General characteristics
- Class & type: Sentinel-class cutter
- Displacement: 353 long tons (359 t)
- Length: 46.8 m (154 ft)
- Beam: 8.11 m (26.6 ft)
- Depth: 2.9 m (9.5 ft)
- Propulsion: 2 × 4,300 kW (5,800 shp); 1 × 75 kW (101 shp) bow thruster;
- Speed: 28 knots (52 km/h; 32 mph)
- Range: 2,500 nautical miles (4,600 km; 2,900 mi)
- Endurance: 5 days
- Boats & landing craft carried: 1 × Cutter Boat - Over the Horizon Interceptor
- Complement: 4 officers, 20 crew
- Sensors & processing systems: L-3 C4ISR suite
- Armament: 1 × Mk 38 Mod 2 25 mm automatic gun; 4 × crew-served Browning M2 machine guns;

= USCGC Joseph Tezanos =

18th Sentinel-class cutter, United States Coast Guard

USCGC Joseph Tezanos (WPC-1118) is the United States Coast Guard's 18th Sentinel-class cutter. She was commissioned on August 26, 2016. She was the sixth of the first cohort of six Fast Response Cutters home-ported in San Juan, Puerto Rico.

==Design==

Like her sister ships, Joseph Tezanos is designed to perform search and rescue missions, port security, and the interception of smugglers. She is armed with a remotely-controlled, gyro-stabilized 25 mm autocannon, four crew served M2 Browning machine guns, and light arms. She is equipped with a stern launching ramp, that allows her to launch or retrieve a water-jet propelled high-speed auxiliary boat, without first coming to a stop. Her high-speed boat has over-the-horizon capability, and is useful for inspecting other vessels, and deploying boarding parties.

==Operational career==
Just days before being commissioned into active service, Joseph Tezanos was the on-scene coordinator for the rescue of the burning cruise ferry Caribbean Fantasy several miles outside of San Juan harbor. Leading a flotilla of federal, territorial, commercial, and Good Samaritan vessels, the plankowner crew of Joseph Tezanos saved all 511 crewmembers and passengers from Caribbean Fantasy. This was the largest mass rescue in US waters since the Andrea Doria.

In late March 2019, Joseph Tezanos seized a large shipment of illegal drugs from a 30 ft "go-fast" vessel off Loiza, Puerto Rico. Three smugglers from the Dominican Republic were seized, together with $25 million worth of cocaine, and 2 tons of marijuana, worth an additional $3.5 million.

==Namesake==
Joseph Tezanos enlisted in the Coast Guard after the breakout of World War II, in 1942. He served as a gunner's mate aboard the Landing Ship Tank LST 20 where landings included Kiska, Alaska, Tarawa Atoll, and Kwajalein Atoll.

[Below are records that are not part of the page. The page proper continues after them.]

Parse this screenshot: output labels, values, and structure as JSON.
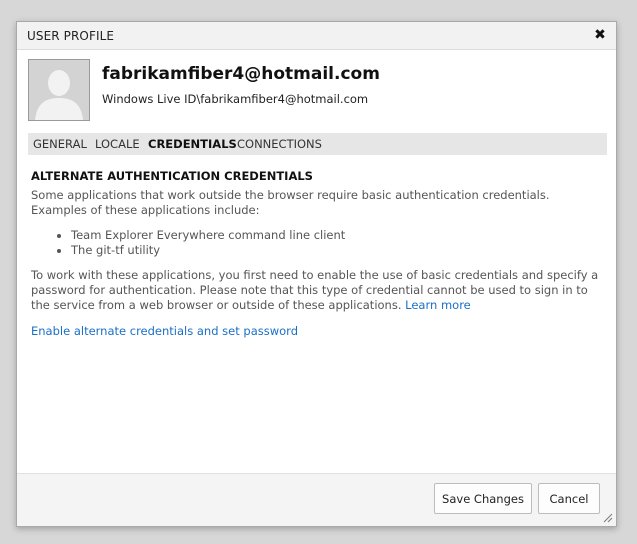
{
  "dialog": {
    "title": "USER PROFILE",
    "close_icon": "close-icon"
  },
  "user": {
    "name": "fabrikamfiber4@hotmail.com",
    "id": "Windows Live ID\\fabrikamfiber4@hotmail.com",
    "avatar_icon": "default-avatar-silhouette"
  },
  "tabs": [
    {
      "label": "GENERAL",
      "active": false
    },
    {
      "label": "LOCALE",
      "active": false
    },
    {
      "label": "CREDENTIALS",
      "active": true
    },
    {
      "label": "CONNECTIONS",
      "active": false
    }
  ],
  "credentials": {
    "heading": "ALTERNATE AUTHENTICATION CREDENTIALS",
    "intro": "Some applications that work outside the browser require basic authentication credentials. Examples of these applications include:",
    "examples": [
      "Team Explorer Everywhere command line client",
      "The git-tf utility"
    ],
    "note": "To work with these applications, you first need to enable the use of basic credentials and specify a password for authentication. Please note that this type of credential cannot be used to sign in to the service from a web browser or outside of these applications.",
    "learn_more": "Learn more",
    "enable_link": "Enable alternate credentials and set password"
  },
  "footer": {
    "save_label": "Save Changes",
    "cancel_label": "Cancel"
  },
  "colors": {
    "link": "#1a6fc7",
    "tab_bar": "#e6e6e6",
    "title_bar": "#f2f2f2"
  }
}
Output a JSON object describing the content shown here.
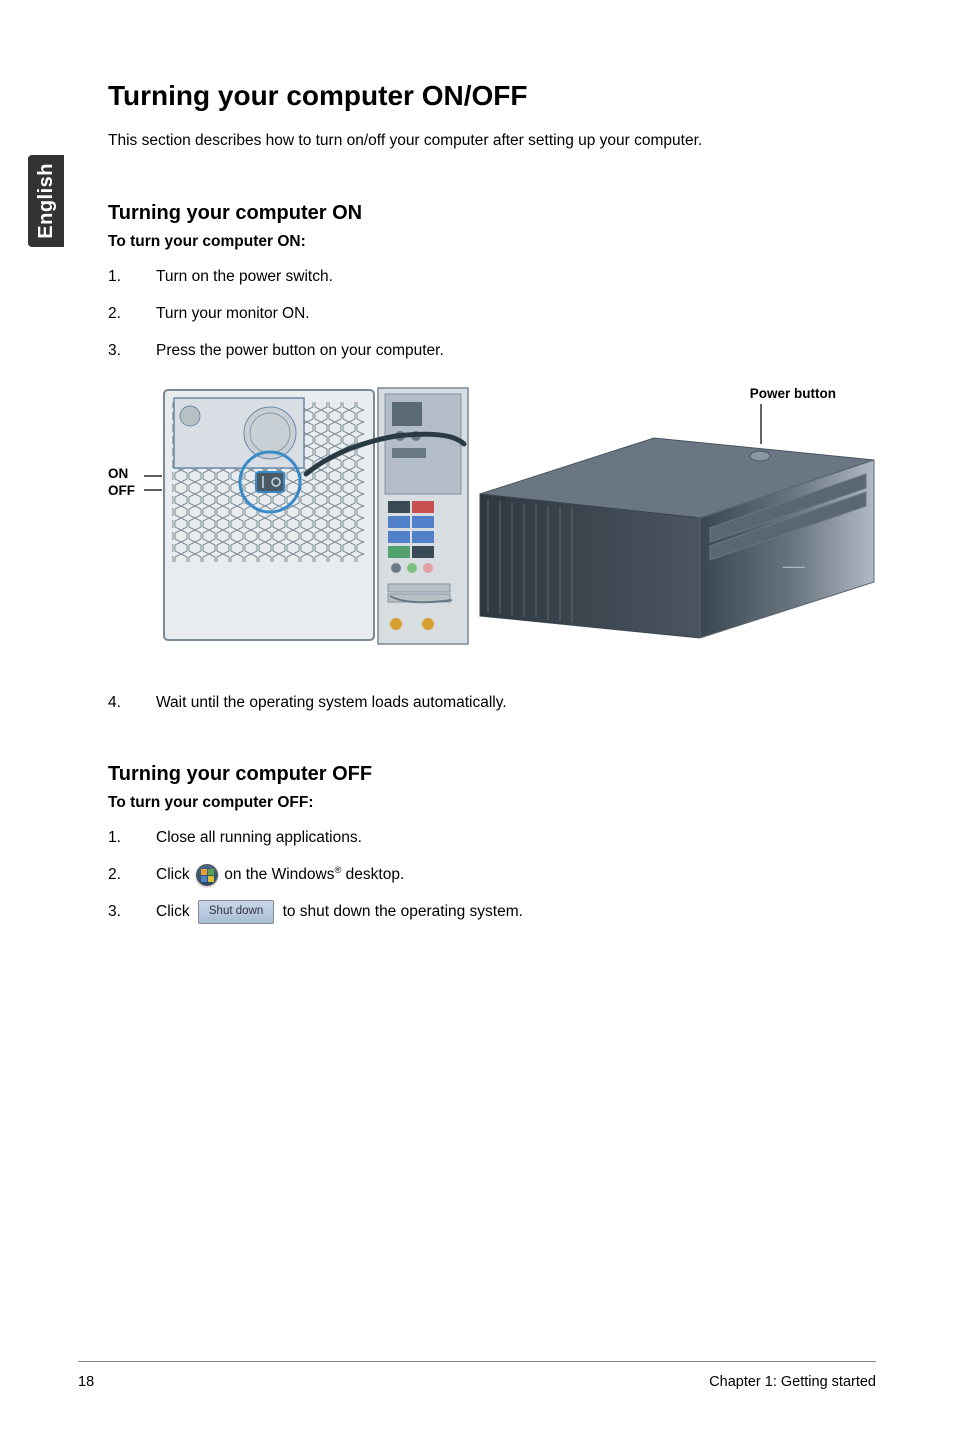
{
  "sidebar": {
    "language": "English"
  },
  "page": {
    "title": "Turning your computer ON/OFF",
    "intro": "This section describes how to turn on/off your computer after setting up your computer."
  },
  "on_section": {
    "heading": "Turning your computer ON",
    "lead": "To turn your computer ON:",
    "steps": {
      "s1_num": "1.",
      "s1_text": "Turn on the power switch.",
      "s2_num": "2.",
      "s2_text": "Turn your monitor ON.",
      "s3_num": "3.",
      "s3_text": "Press the power button on your computer.",
      "s4_num": "4.",
      "s4_text": "Wait until the operating system loads automatically."
    }
  },
  "figure": {
    "on_label": "ON",
    "off_label": "OFF",
    "power_button_label": "Power button"
  },
  "off_section": {
    "heading": "Turning your computer OFF",
    "lead": "To turn your computer OFF:",
    "steps": {
      "s1_num": "1.",
      "s1_text": "Close all running applications.",
      "s2_num": "2.",
      "s2_pre": "Click ",
      "s2_post_a": " on the Windows",
      "s2_sup": "®",
      "s2_post_b": " desktop.",
      "s3_num": "3.",
      "s3_pre": "Click ",
      "s3_btn": "Shut down",
      "s3_post": " to shut down the operating system."
    }
  },
  "footer": {
    "page_num": "18",
    "chapter": "Chapter 1: Getting started"
  }
}
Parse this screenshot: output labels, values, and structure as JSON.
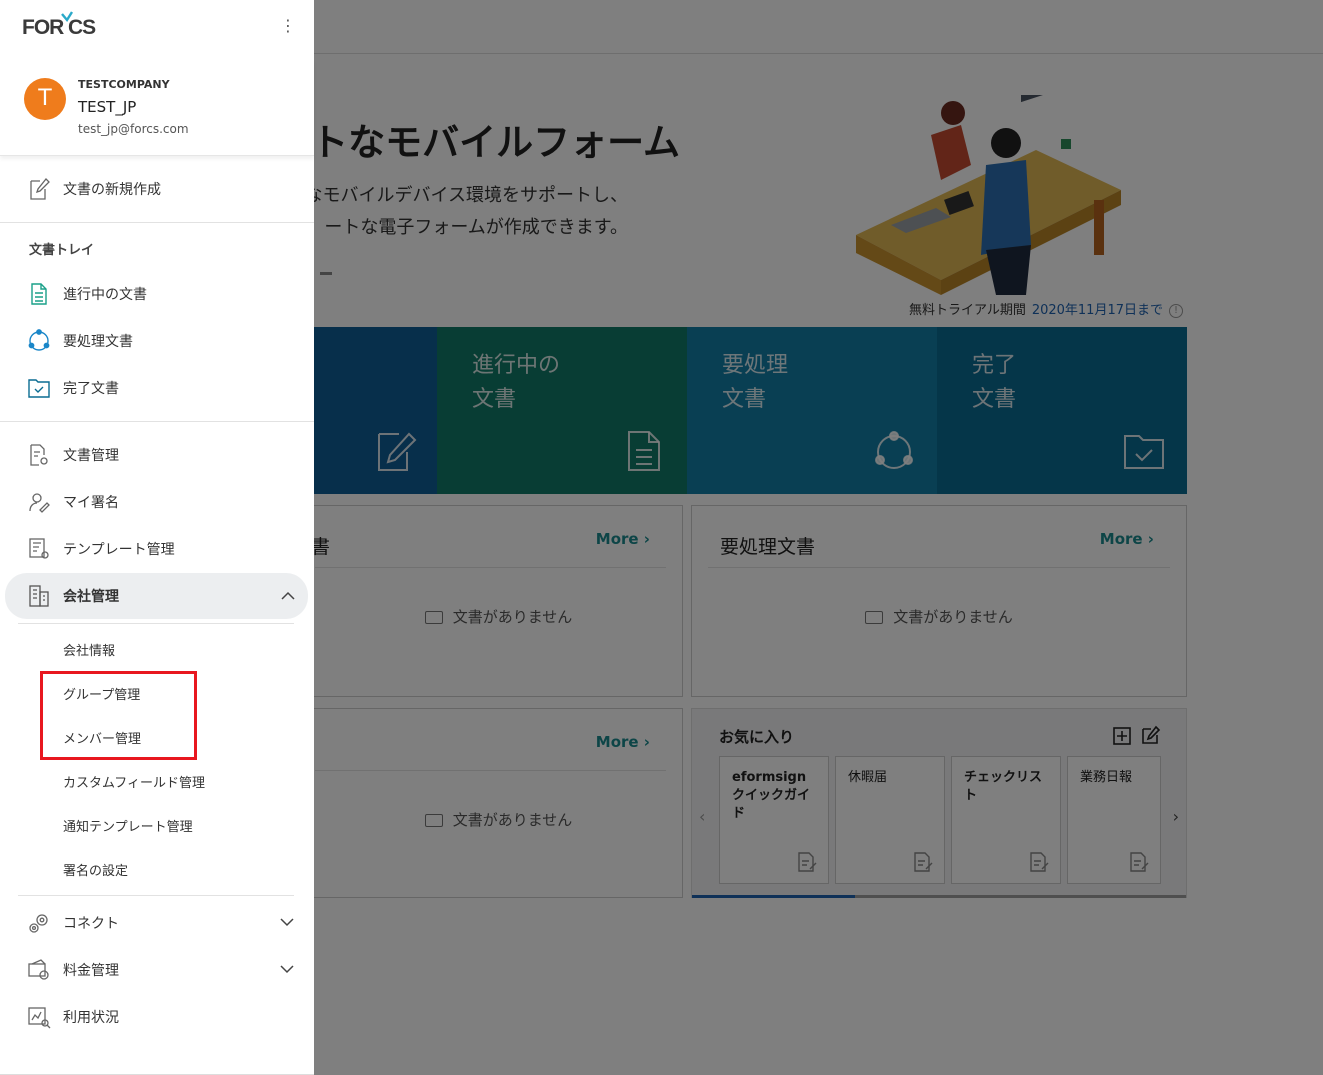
{
  "brand": {
    "logo_text": "FORCS"
  },
  "profile": {
    "avatar_letter": "T",
    "company": "TESTCOMPANY",
    "username": "TEST_JP",
    "email": "test_jp@forcs.com"
  },
  "menu": {
    "new_document": "文書の新規作成",
    "tray_heading": "文書トレイ",
    "tray": [
      "進行中の文書",
      "要処理文書",
      "完了文書"
    ],
    "management": [
      "文書管理",
      "マイ署名",
      "テンプレート管理"
    ],
    "company_admin": "会社管理",
    "company_sub": [
      "会社情報",
      "グループ管理",
      "メンバー管理",
      "カスタムフィールド管理",
      "通知テンプレート管理",
      "署名の設定"
    ],
    "connect": "コネクト",
    "billing": "料金管理",
    "usage": "利用状況"
  },
  "hero": {
    "title": "ートなモバイルフォーム",
    "desc_line1": "なモバイルデバイス環境をサポートし、",
    "desc_line2": "ートな電子フォームが作成できます。"
  },
  "trial": {
    "label": "無料トライアル期間",
    "date": "2020年11月17日まで",
    "info": "!"
  },
  "tiles": [
    {
      "label": "",
      "color": "#0e5f96"
    },
    {
      "label": "進行中の\n文書",
      "color": "#107a68"
    },
    {
      "label": "要処理\n文書",
      "color": "#127fa6"
    },
    {
      "label": "完了\n文書",
      "color": "#0a6c92"
    }
  ],
  "panels": {
    "in_progress": {
      "title": "書",
      "more": "More ›",
      "empty": "文書がありません"
    },
    "action_needed": {
      "title": "要処理文書",
      "more": "More ›",
      "empty": "文書がありません"
    },
    "completed": {
      "title": "",
      "more": "More ›",
      "empty": "文書がありません"
    }
  },
  "favorites": {
    "title": "お気に入り",
    "items": [
      "eformsignクイックガイド",
      "休暇届",
      "チェックリスト",
      "業務日報"
    ],
    "prev": "‹",
    "next": "›",
    "progress": 0.33
  },
  "colors": {
    "accent": "#1b8a8f",
    "avatar": "#ef7c1c",
    "highlight": "#e8171f",
    "link": "#1e62b0"
  }
}
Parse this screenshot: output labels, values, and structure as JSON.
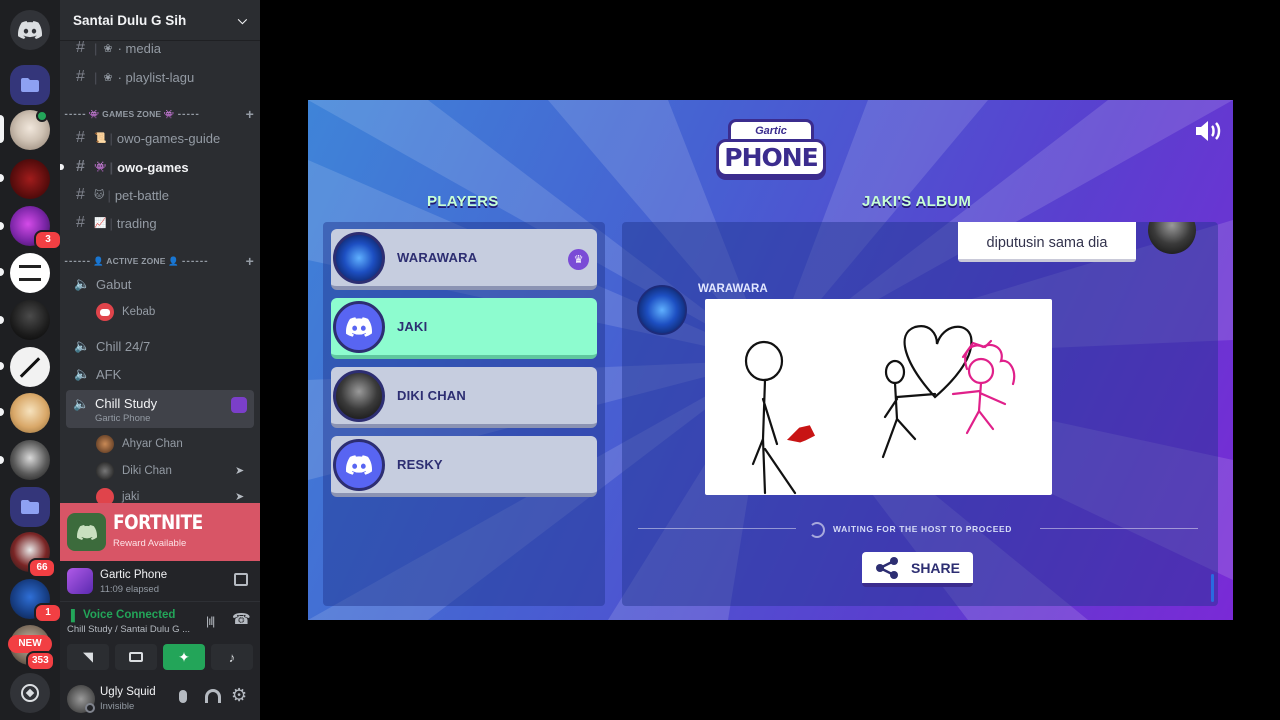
{
  "server": {
    "name": "Santai Dulu G Sih"
  },
  "server_badges": {
    "b1": "3",
    "b2": "66",
    "b3": "1",
    "b4": "353",
    "new_label": "NEW"
  },
  "channels_top": [
    {
      "icon": "❀",
      "name": "· media"
    },
    {
      "icon": "❀",
      "name": "· playlist-lagu"
    }
  ],
  "categories": {
    "games": "⁃⁃⁃⁃⁃ 👾 GAMES ZONE 👾 ⁃⁃⁃⁃⁃",
    "active": "⁃⁃⁃⁃⁃⁃ 👤 ACTIVE ZONE 👤 ⁃⁃⁃⁃⁃⁃"
  },
  "channels_games": [
    {
      "icon": "📜",
      "name": "owo-games-guide"
    },
    {
      "icon": "👾",
      "name": "owo-games"
    },
    {
      "icon": "🐱",
      "name": "pet-battle"
    },
    {
      "icon": "📈",
      "name": "trading"
    }
  ],
  "voice": {
    "gabut": "Gabut",
    "kebab": "Kebab",
    "chill247": "Chill 24/7",
    "afk": "AFK",
    "chill_study": "Chill Study",
    "chill_study_activity": "Gartic Phone",
    "users": [
      "Ahyar Chan",
      "Diki Chan",
      "jaki"
    ]
  },
  "fortnite": {
    "title": "FORTNITE",
    "subtitle": "Reward Available"
  },
  "activity": {
    "name": "Gartic Phone",
    "elapsed": "11:09 elapsed"
  },
  "voice_status": {
    "title": "Voice Connected",
    "location": "Chill Study / Santai Dulu G ..."
  },
  "user": {
    "name": "Ugly Squid",
    "status": "Invisible"
  },
  "game": {
    "logo_top": "Gartic",
    "logo_main": "PHONE",
    "players_title": "PLAYERS",
    "album_title": "JAKI'S ALBUM",
    "players": [
      "WARAWARA",
      "JAKI",
      "DIKI CHAN",
      "RESKY"
    ],
    "bubble_text": "diputusin sama dia",
    "drawer_name": "WARAWARA",
    "waiting_text": "WAITING FOR THE HOST TO PROCEED",
    "share_label": "SHARE"
  },
  "colors": {
    "accent_green": "#23a559",
    "badge_red": "#f23f43",
    "player_highlight": "#8dfccf"
  }
}
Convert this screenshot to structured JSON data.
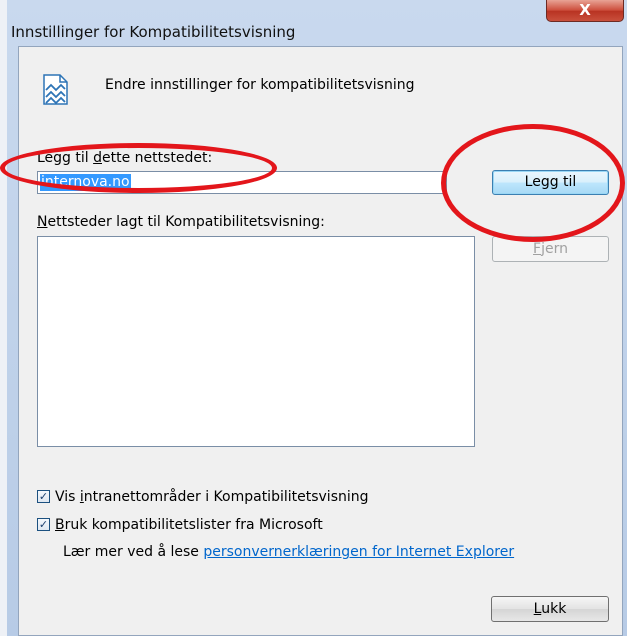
{
  "dialog": {
    "title": "Innstillinger for Kompatibilitetsvisning",
    "close_label": "X",
    "header_text": "Endre innstillinger for kompatibilitetsvisning",
    "add_site": {
      "label_before": "Legg til ",
      "label_accel": "d",
      "label_after": "ette nettstedet:",
      "value": "internova.no"
    },
    "add_button_label": "Legg til",
    "list": {
      "label_accel": "N",
      "label_rest": "ettsteder lagt til Kompatibilitetsvisning:",
      "items": []
    },
    "remove_button": {
      "accel": "F",
      "rest": "jern"
    },
    "options": [
      {
        "checked": true,
        "before": "Vis ",
        "accel": "i",
        "after": "ntranettområder i Kompatibilitetsvisning"
      },
      {
        "checked": true,
        "before": "",
        "accel": "B",
        "after": "ruk kompatibilitetslister fra Microsoft"
      }
    ],
    "learn_more": {
      "text": "Lær mer ved å lese ",
      "link": "personvernerklæringen for Internet Explorer"
    },
    "close_button": {
      "accel": "L",
      "rest": "ukk"
    }
  },
  "colors": {
    "annotation": "#e3161b",
    "selection": "#3399ff",
    "link": "#0066cc"
  }
}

In April 1944, while moored in Pearl Harbor the LST 20 was near a cataclysmic explosion among vessels loaded with ammunition that posed a grave risk of setting off the explosives in other vessels. Tezanos led a crew of volunteers that took a boat dangerously close to the conflagration, and rescued over forty survivors.

In 2010, Charles "Skip" W. Bowen, who was then the United States Coast Guard's most senior non-commissioned officer, proposed that the Sentinel class cutters should be named after enlisted sailors in the Coast Guard, or one of its precursor services, who were recognized for their heroism. The Coast Guard chose Tezanos as the namesake of the 18th cutter.